UX SIG: 3rd wave way of working

07.03.2013 14:00
07.03.2013 16:30

The field of Human-Computer Interaction has evolved over three decades, from human factors and usability to user experience. But what has changed in practice, in the approaches and methods we use? Has anything changed other than the names of the teams within organizations?

In this UX SIG, we focus on the 3rd wave of HCI, which is about emotions, experiences, real life contexts, social and ubiquitous HCI [Bodker 2006]. We discuss what the 3rd wave means, could mean, or should mean in the work of HCI professionals.

We have a special guest speaker, prof. Daniel Fällman from Umeå University and Interactive Institute of Swedish ICT, whom many of us remember from his inspiring NordiCHI'12 closing keynote. See the end of the page for his bio.

NEW: The presentation materials are available for SIGCHI Finland members (=behind login)

Place: Aalto ARTS @ Arabia, Hämeentie 135C, Helsinki, room 885 (8th floor, turn right from the main elevators, continue the long corridors until you see 885 sign hanging from the roof)
Time: 7.3.2013 14:00-16:30
Registration: No fee, but registration required by Friday 1.3. - Update 1.3. 19:30 Registration closed, the event is full (50 seats)

14:00 Coffee
14:30 Prof. Daniel Fällman: Things that Engage - Thoughts about Interaction Design in a Post-Usability World (See abstract below)
15:30 Discussion moderated by Virpi Roto: 3rd wave ways of working
(Virpi will moderate similar discussion at CHI'13, SIG session "On Top of the User Experience Wave – How is Our Work Changing?")
Things that Engage: Thoughts about Interaction Design in a Post-Usability World

As interactive digital technologies are becoming more and more important in our everyday life, the world is increasingly experienced with, through, and by our appliances, mobile devices and apps, web services, and software applications. At the same time, traditionally analogue and mechanical technologies are becoming enhanced with digital capacity, networking capabilities, and interactive behavior, while new, pervasive networking technologies enable these artifacts to communicate with each other.

From the perspective of Human-Computer Interaction (HCI) and Interaction Design, these digital transformations come together to form a number of important questions whose reach we are currently struggling hard to grasp, as they tend to shake the ground of some of our basic concepts such as ‘user’, ‘use’, ‘designer’, and ‘system’. Yet, in transitioning from maximizing usability metrics to today’s so-called ‘third wave HCI’—with its strong focus on issues of user experiences, meaning, and design — what appears lacking is a more explicit characterization of what it is we now strive for as a field. In short, what constitutes a ‘good’ user experience?
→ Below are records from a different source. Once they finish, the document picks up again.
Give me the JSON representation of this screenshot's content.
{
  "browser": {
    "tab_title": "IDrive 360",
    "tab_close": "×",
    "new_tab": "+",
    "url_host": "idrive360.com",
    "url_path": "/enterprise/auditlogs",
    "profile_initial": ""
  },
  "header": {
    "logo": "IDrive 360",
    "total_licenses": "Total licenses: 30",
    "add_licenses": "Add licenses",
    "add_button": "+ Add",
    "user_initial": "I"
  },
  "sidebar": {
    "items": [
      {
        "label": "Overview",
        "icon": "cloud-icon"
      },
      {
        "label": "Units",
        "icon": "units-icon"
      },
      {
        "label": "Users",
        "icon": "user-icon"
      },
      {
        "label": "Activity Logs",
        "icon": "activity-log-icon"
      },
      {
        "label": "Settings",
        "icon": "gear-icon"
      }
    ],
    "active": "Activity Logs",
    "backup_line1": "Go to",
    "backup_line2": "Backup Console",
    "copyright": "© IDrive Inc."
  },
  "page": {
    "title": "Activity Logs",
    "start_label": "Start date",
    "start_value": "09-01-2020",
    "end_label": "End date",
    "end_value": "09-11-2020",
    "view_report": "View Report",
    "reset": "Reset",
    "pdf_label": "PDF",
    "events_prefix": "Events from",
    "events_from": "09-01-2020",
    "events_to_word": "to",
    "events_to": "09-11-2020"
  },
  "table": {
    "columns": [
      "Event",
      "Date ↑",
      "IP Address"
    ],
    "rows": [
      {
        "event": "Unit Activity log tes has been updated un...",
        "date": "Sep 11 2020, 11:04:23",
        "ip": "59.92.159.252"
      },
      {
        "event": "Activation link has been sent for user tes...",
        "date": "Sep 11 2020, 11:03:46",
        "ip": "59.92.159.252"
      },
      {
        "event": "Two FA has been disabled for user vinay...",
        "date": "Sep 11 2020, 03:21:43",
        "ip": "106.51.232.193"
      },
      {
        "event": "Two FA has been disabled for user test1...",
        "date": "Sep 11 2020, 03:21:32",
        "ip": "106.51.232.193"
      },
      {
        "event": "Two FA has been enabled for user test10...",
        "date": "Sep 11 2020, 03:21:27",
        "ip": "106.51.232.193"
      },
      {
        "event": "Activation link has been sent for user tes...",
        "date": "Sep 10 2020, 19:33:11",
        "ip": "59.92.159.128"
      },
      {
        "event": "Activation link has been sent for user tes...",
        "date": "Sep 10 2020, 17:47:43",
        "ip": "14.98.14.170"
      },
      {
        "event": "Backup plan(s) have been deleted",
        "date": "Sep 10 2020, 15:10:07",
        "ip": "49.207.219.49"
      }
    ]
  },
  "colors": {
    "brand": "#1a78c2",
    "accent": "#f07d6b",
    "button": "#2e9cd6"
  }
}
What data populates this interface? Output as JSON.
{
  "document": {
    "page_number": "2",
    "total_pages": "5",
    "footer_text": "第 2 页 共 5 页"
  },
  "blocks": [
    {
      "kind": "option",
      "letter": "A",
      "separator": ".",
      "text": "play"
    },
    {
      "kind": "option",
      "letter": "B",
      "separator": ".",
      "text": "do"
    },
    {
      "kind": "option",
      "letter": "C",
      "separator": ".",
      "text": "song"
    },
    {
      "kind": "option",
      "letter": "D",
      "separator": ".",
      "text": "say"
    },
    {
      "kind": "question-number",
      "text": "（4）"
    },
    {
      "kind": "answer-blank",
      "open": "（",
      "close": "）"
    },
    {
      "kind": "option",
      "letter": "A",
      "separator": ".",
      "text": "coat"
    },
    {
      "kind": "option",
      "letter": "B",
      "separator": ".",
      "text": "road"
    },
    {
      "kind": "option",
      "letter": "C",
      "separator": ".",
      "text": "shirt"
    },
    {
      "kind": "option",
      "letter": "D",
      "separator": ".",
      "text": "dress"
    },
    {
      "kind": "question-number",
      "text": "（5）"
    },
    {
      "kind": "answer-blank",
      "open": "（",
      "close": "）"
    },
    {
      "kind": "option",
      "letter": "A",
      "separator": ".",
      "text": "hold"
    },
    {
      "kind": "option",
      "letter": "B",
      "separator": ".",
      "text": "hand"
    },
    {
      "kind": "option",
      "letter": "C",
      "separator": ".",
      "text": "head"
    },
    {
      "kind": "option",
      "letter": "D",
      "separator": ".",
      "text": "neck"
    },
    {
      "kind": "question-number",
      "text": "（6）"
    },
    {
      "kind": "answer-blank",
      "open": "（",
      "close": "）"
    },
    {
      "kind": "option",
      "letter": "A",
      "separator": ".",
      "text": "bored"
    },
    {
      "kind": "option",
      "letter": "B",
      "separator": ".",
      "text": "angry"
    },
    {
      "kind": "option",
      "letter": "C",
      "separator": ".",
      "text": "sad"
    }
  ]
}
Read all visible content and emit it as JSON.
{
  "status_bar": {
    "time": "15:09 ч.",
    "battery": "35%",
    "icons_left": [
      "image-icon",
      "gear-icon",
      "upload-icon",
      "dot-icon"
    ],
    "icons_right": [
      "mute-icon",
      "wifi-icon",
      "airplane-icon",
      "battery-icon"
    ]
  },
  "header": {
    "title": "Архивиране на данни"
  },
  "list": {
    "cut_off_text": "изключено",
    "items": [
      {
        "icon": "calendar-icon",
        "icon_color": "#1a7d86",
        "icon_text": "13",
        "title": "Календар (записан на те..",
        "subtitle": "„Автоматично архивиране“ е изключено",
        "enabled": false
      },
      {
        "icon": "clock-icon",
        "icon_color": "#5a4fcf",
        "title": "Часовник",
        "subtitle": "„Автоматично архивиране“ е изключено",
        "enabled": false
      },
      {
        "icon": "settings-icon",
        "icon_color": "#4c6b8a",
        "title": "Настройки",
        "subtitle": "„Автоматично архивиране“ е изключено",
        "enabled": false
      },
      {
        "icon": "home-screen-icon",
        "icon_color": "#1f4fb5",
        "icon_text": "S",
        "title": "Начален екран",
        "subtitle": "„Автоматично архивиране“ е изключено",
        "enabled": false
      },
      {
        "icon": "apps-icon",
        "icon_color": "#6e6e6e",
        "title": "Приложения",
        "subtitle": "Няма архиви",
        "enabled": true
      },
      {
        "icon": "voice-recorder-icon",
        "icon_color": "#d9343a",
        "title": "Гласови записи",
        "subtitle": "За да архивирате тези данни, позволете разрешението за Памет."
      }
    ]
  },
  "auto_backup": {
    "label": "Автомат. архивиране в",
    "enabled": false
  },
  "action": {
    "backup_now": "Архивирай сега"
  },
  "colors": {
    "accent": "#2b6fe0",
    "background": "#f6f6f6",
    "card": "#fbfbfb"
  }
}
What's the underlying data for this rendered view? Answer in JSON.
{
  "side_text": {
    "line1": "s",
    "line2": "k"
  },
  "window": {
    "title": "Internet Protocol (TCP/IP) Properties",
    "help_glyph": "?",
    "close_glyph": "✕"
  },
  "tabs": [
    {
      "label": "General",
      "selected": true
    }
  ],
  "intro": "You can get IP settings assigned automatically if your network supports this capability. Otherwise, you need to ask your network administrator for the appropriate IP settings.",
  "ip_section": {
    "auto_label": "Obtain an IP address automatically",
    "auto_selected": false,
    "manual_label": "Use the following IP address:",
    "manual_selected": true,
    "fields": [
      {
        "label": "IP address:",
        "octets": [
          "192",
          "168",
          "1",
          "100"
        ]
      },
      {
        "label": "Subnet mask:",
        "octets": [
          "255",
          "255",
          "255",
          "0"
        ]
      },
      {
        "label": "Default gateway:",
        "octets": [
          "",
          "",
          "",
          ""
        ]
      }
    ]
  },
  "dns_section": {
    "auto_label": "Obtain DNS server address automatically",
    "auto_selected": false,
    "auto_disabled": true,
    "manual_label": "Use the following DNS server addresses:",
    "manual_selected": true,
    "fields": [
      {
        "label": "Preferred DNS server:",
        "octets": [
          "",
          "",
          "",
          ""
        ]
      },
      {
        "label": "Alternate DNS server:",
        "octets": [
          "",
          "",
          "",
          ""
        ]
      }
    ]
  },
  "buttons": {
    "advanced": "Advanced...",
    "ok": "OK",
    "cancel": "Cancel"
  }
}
In this seminar, I will try to approach this question from three different perspectives: first, a methodological approach for dealing and coping with the complexities of third wave HCI; second, a purpose-based approach intended to shed light on how we can think about and discuss the quality of our activities and designs; and third, a theoretical approach as an example of a way of shaping new design ideals in a world full of uncertainty.
Daniel Fällman
Studio Director, Interactive Institute Swedish ICT Umeå
Professor, Dept. of Informatics Umeå University, Sweden

Daniel Fällman is a Professor of Informatics at Umeå University, Sweden, where he has also has been affiliated with Umeå Institute of Design for over a decade. He currently serves as Studio Director for Interactive Institute Swedish ICT Umeå, where he leads a research and design lab full of talented young interaction designers, researchers, doctoral students, and engineers specializing in experimental, future-oriented interaction design projects within non-office type environments, including paper mill factories, mountain bike paths, and scuba diving reefs.

Fällman's primary research interests are in the confluence of HCI and design and include new interaction technologies and interaction styles; improving sketching techniques for interaction designers; design theory and its influence on HCI; phenomenology and questions of embodiment, involvement, and meaning; and a broad interest in the philosophy of technology. He has published over 50 academic articles in leading international journals and conferences in the fields of HCI, Interaction Design, and Design Research, and held numerous talks to academic, professional, and general public audiences. In 2010, he was given the award ‘Future Research Leaders in Sweden’ by the Swedish Foundation for Strategic Research.